Module 10 – Truth and Justice
Lesson 9
Truth and Power: Who Gets to Decide What’s Real?
Truth may be eternal — but its voice is often borrowed by the powerful.
Truth and Power: Who Gets to Decide What’s Real?
Truth may be eternal — but its voice is often borrowed by the powerful.
Guiding Questions
• Who controls the production and definition of truth in society?
• Can power distort truth — or does truth have its own power?
• How do politics, institutions, and culture shape our understanding of what is “real”?
Truth Is Not Always Neutral
We like to think of truth as objective and independent — like a fact written in stone.
But in history, truth is often decided by those who hold the microphone:
• Religious leaders declared the Earth was the center of the universe
• Kings ruled “by divine right”
• Colonizers claimed their domination was “civilizing”
• Politicians declare falsehoods to be truth — and truth to be fake news
Truth becomes dangerous when it serves power — instead of challenging it.

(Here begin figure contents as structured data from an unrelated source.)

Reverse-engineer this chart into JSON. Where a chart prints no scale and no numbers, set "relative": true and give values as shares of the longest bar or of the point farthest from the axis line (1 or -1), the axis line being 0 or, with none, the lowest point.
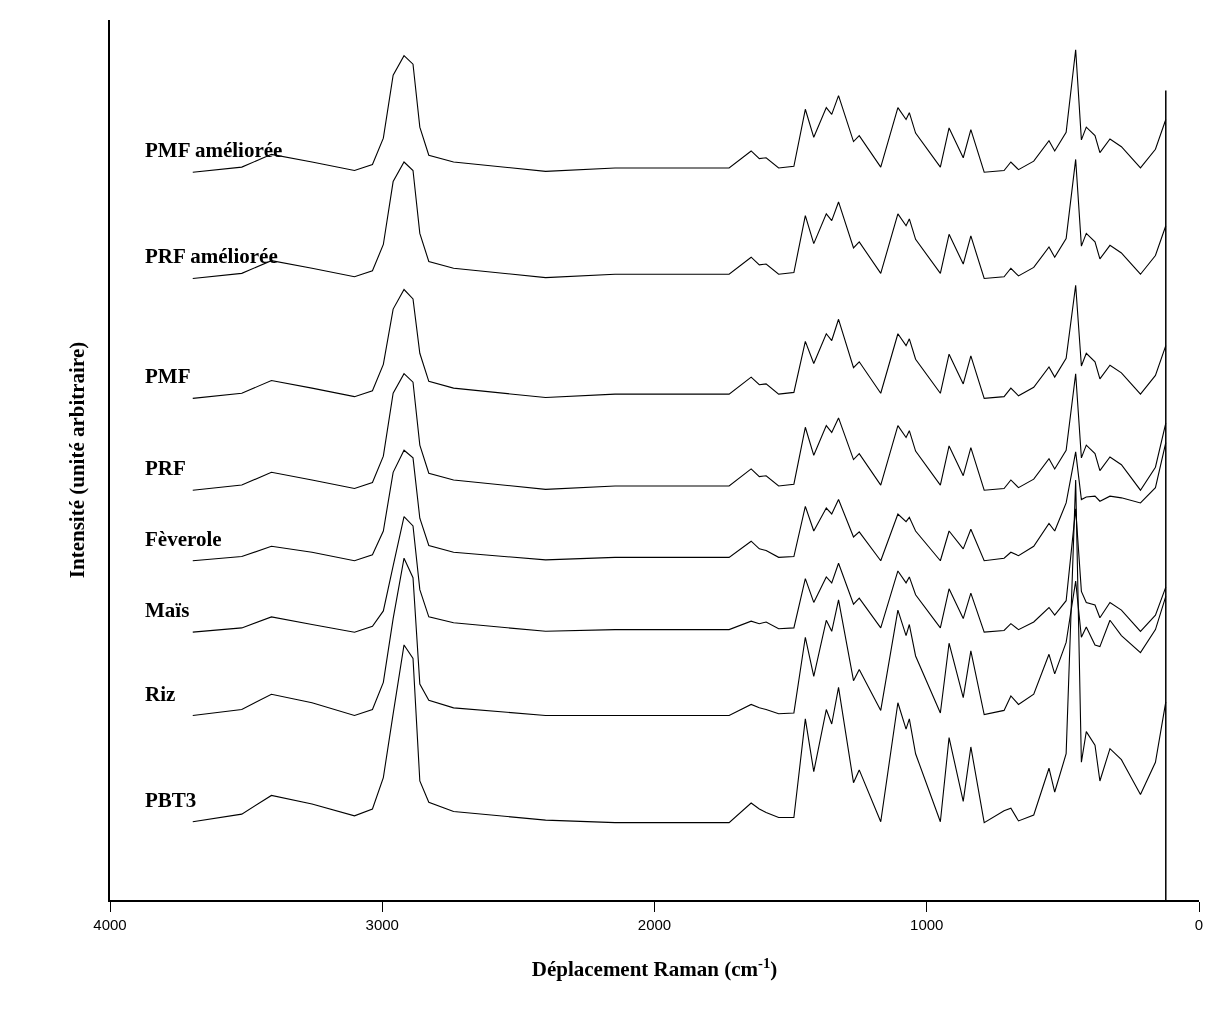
{
  "chart_data": {
    "type": "line",
    "relative": true,
    "xlabel": "Déplacement Raman (cm$^{-1}$)",
    "ylabel": "Intensité (unité arbitraire)",
    "x": [
      3696,
      3516,
      3407,
      3258,
      3102,
      3036,
      2996,
      2960,
      2920,
      2887,
      2862,
      2829,
      2738,
      2400,
      2145,
      1726,
      1645,
      1615,
      1590,
      1544,
      1488,
      1446,
      1415,
      1369,
      1349,
      1324,
      1269,
      1248,
      1169,
      1106,
      1076,
      1064,
      1041,
      950,
      918,
      866,
      838,
      789,
      716,
      691,
      663,
      607,
      551,
      530,
      488,
      453,
      432,
      414,
      382,
      364,
      327,
      285,
      215,
      160,
      122
    ],
    "xlim": [
      4000,
      0
    ],
    "xticks": [
      4000,
      3000,
      2000,
      1000,
      0
    ],
    "legend": false,
    "marker": "none",
    "line_style": "solid",
    "series": [
      {
        "name": "PMF améliorée",
        "color": "#000000",
        "values": [
          0.856,
          0.862,
          0.877,
          0.868,
          0.858,
          0.865,
          0.896,
          0.97,
          0.993,
          0.983,
          0.909,
          0.876,
          0.868,
          0.857,
          0.861,
          0.861,
          0.881,
          0.872,
          0.873,
          0.861,
          0.863,
          0.93,
          0.897,
          0.932,
          0.924,
          0.946,
          0.892,
          0.899,
          0.862,
          0.932,
          0.918,
          0.926,
          0.902,
          0.862,
          0.908,
          0.873,
          0.906,
          0.856,
          0.858,
          0.868,
          0.859,
          0.869,
          0.893,
          0.881,
          0.903,
          1.0,
          0.894,
          0.909,
          0.899,
          0.879,
          0.895,
          0.886,
          0.861,
          0.883,
          0.918
        ]
      },
      {
        "name": "PRF améliorée",
        "color": "#000000",
        "values": [
          0.731,
          0.737,
          0.752,
          0.743,
          0.733,
          0.74,
          0.771,
          0.845,
          0.868,
          0.858,
          0.784,
          0.751,
          0.743,
          0.732,
          0.736,
          0.736,
          0.756,
          0.747,
          0.748,
          0.736,
          0.738,
          0.805,
          0.772,
          0.807,
          0.799,
          0.821,
          0.767,
          0.774,
          0.737,
          0.807,
          0.793,
          0.801,
          0.777,
          0.737,
          0.783,
          0.748,
          0.781,
          0.731,
          0.733,
          0.743,
          0.734,
          0.744,
          0.768,
          0.756,
          0.778,
          0.871,
          0.769,
          0.784,
          0.774,
          0.754,
          0.77,
          0.761,
          0.736,
          0.758,
          0.793
        ]
      },
      {
        "name": "PMF",
        "color": "#000000",
        "values": [
          0.59,
          0.596,
          0.611,
          0.602,
          0.592,
          0.599,
          0.63,
          0.695,
          0.718,
          0.707,
          0.643,
          0.61,
          0.602,
          0.591,
          0.595,
          0.595,
          0.615,
          0.606,
          0.607,
          0.595,
          0.597,
          0.657,
          0.631,
          0.666,
          0.658,
          0.683,
          0.626,
          0.633,
          0.596,
          0.666,
          0.652,
          0.66,
          0.636,
          0.596,
          0.642,
          0.607,
          0.64,
          0.59,
          0.592,
          0.602,
          0.593,
          0.603,
          0.627,
          0.615,
          0.637,
          0.723,
          0.628,
          0.643,
          0.633,
          0.613,
          0.629,
          0.62,
          0.595,
          0.617,
          0.652
        ]
      },
      {
        "name": "PRF",
        "color": "#000000",
        "values": [
          0.482,
          0.488,
          0.503,
          0.494,
          0.484,
          0.491,
          0.522,
          0.596,
          0.619,
          0.609,
          0.535,
          0.502,
          0.494,
          0.483,
          0.487,
          0.487,
          0.507,
          0.498,
          0.499,
          0.487,
          0.489,
          0.556,
          0.523,
          0.558,
          0.55,
          0.567,
          0.518,
          0.525,
          0.488,
          0.558,
          0.544,
          0.552,
          0.528,
          0.488,
          0.534,
          0.499,
          0.532,
          0.482,
          0.484,
          0.494,
          0.485,
          0.495,
          0.519,
          0.507,
          0.529,
          0.619,
          0.52,
          0.535,
          0.525,
          0.505,
          0.521,
          0.512,
          0.482,
          0.509,
          0.561
        ]
      },
      {
        "name": "Fèverole",
        "color": "#000000",
        "values": [
          0.399,
          0.404,
          0.416,
          0.409,
          0.399,
          0.406,
          0.434,
          0.503,
          0.529,
          0.52,
          0.449,
          0.417,
          0.409,
          0.4,
          0.403,
          0.403,
          0.422,
          0.413,
          0.411,
          0.403,
          0.404,
          0.463,
          0.434,
          0.461,
          0.454,
          0.471,
          0.427,
          0.433,
          0.399,
          0.454,
          0.445,
          0.45,
          0.434,
          0.399,
          0.434,
          0.413,
          0.436,
          0.399,
          0.402,
          0.409,
          0.405,
          0.416,
          0.443,
          0.434,
          0.467,
          0.527,
          0.471,
          0.474,
          0.475,
          0.469,
          0.475,
          0.473,
          0.467,
          0.485,
          0.538
        ]
      },
      {
        "name": "Maïs",
        "color": "#000000",
        "values": [
          0.315,
          0.32,
          0.333,
          0.324,
          0.315,
          0.322,
          0.34,
          0.393,
          0.451,
          0.44,
          0.365,
          0.333,
          0.326,
          0.316,
          0.318,
          0.318,
          0.328,
          0.325,
          0.327,
          0.319,
          0.32,
          0.378,
          0.35,
          0.38,
          0.373,
          0.396,
          0.348,
          0.355,
          0.32,
          0.387,
          0.373,
          0.38,
          0.359,
          0.32,
          0.366,
          0.331,
          0.361,
          0.315,
          0.317,
          0.325,
          0.318,
          0.327,
          0.344,
          0.335,
          0.352,
          0.46,
          0.363,
          0.35,
          0.347,
          0.332,
          0.35,
          0.341,
          0.316,
          0.335,
          0.368
        ]
      },
      {
        "name": "Riz",
        "color": "#000000",
        "values": [
          0.217,
          0.224,
          0.242,
          0.232,
          0.217,
          0.224,
          0.256,
          0.331,
          0.402,
          0.379,
          0.254,
          0.235,
          0.226,
          0.217,
          0.217,
          0.217,
          0.23,
          0.226,
          0.224,
          0.219,
          0.22,
          0.309,
          0.263,
          0.329,
          0.316,
          0.353,
          0.258,
          0.271,
          0.223,
          0.341,
          0.311,
          0.324,
          0.287,
          0.22,
          0.302,
          0.238,
          0.293,
          0.218,
          0.223,
          0.24,
          0.23,
          0.242,
          0.289,
          0.266,
          0.303,
          0.375,
          0.309,
          0.321,
          0.3,
          0.298,
          0.329,
          0.311,
          0.291,
          0.318,
          0.357
        ]
      },
      {
        "name": "PBT3",
        "color": "#000000",
        "values": [
          0.092,
          0.101,
          0.123,
          0.113,
          0.099,
          0.107,
          0.144,
          0.219,
          0.3,
          0.284,
          0.14,
          0.115,
          0.104,
          0.094,
          0.091,
          0.091,
          0.114,
          0.107,
          0.103,
          0.097,
          0.097,
          0.213,
          0.151,
          0.224,
          0.207,
          0.25,
          0.138,
          0.153,
          0.092,
          0.232,
          0.201,
          0.213,
          0.172,
          0.092,
          0.191,
          0.116,
          0.18,
          0.091,
          0.105,
          0.108,
          0.093,
          0.1,
          0.155,
          0.127,
          0.172,
          0.494,
          0.162,
          0.198,
          0.182,
          0.14,
          0.178,
          0.165,
          0.124,
          0.162,
          0.233
        ]
      }
    ],
    "ref_lines": [
      {
        "axis": "x",
        "value": 122,
        "color": "#000000",
        "line_style": "solid"
      }
    ]
  }
}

Philosophical Perspectives
Friedrich Nietzsche
Saw truth as “a mobile army of metaphors” — ideas that gain power through repetition, not accuracy.
Michel Foucault
Argued that truth is produced within systems of power — especially through institutions like schools, prisons, and media.
George Orwell
In 1984, imagined a world where truth was rewritten daily. “Who controls the past controls the future.”
Cornel West
Warns that truth without courage is fragile — and that speaking truth to power is an act of resistance.
Institutional Truth vs. Personal Experience
Who do we trust to define the truth?
• Governments?
• Scientists?
• Journalists?
• Religious authorities?
• Tech platforms?
• Ourselves?
Sometimes “official truth” conflicts with lived truth.
Whose reality counts?
A Thought Experiment
Imagine a society where the government decides all “truth.”
People who question it are labeled dangerous.
Textbooks, news, even search engines obey the same narrative.
Most people believe it — because it’s everywhere.
Now ask:
Is truth what the majority believes?
Or does truth exist even when no one accepts it?
Two Perspectives
Power Defines Truth
Those with control over media, law, and education can shape what people believe is true.
Truth Defies Power
Even the most powerful regimes cannot erase all truth — it resurfaces through art, memory, and resistance.
Building a Truth-Conscious Society
• Critical thinking taught at all education levels
• Media literacy to spot manipulation and bias
• Whistleblower protections for truth-tellers
• Transparency laws that limit state and corporate secrecy
• Diverse voices in public discourse
• Philosophical humility — knowing we might be wrong
Reflect and Discuss
• Has your view of truth ever changed after gaining more information?
• Can truth exist independently of social or political power?
• What responsibilities do individuals have in a society where truth is contested?
Suggested Readings
• Michel Foucault – Power/Knowledge
• George Orwell – 1984
• Hannah Arendt – Truth and Politics
• Friedrich Nietzsche – On Truth and Lies in a Nonmoral Sense
• Cornel West – Democracy Matters
“Truth without power is silent. Power without truth is tyranny.”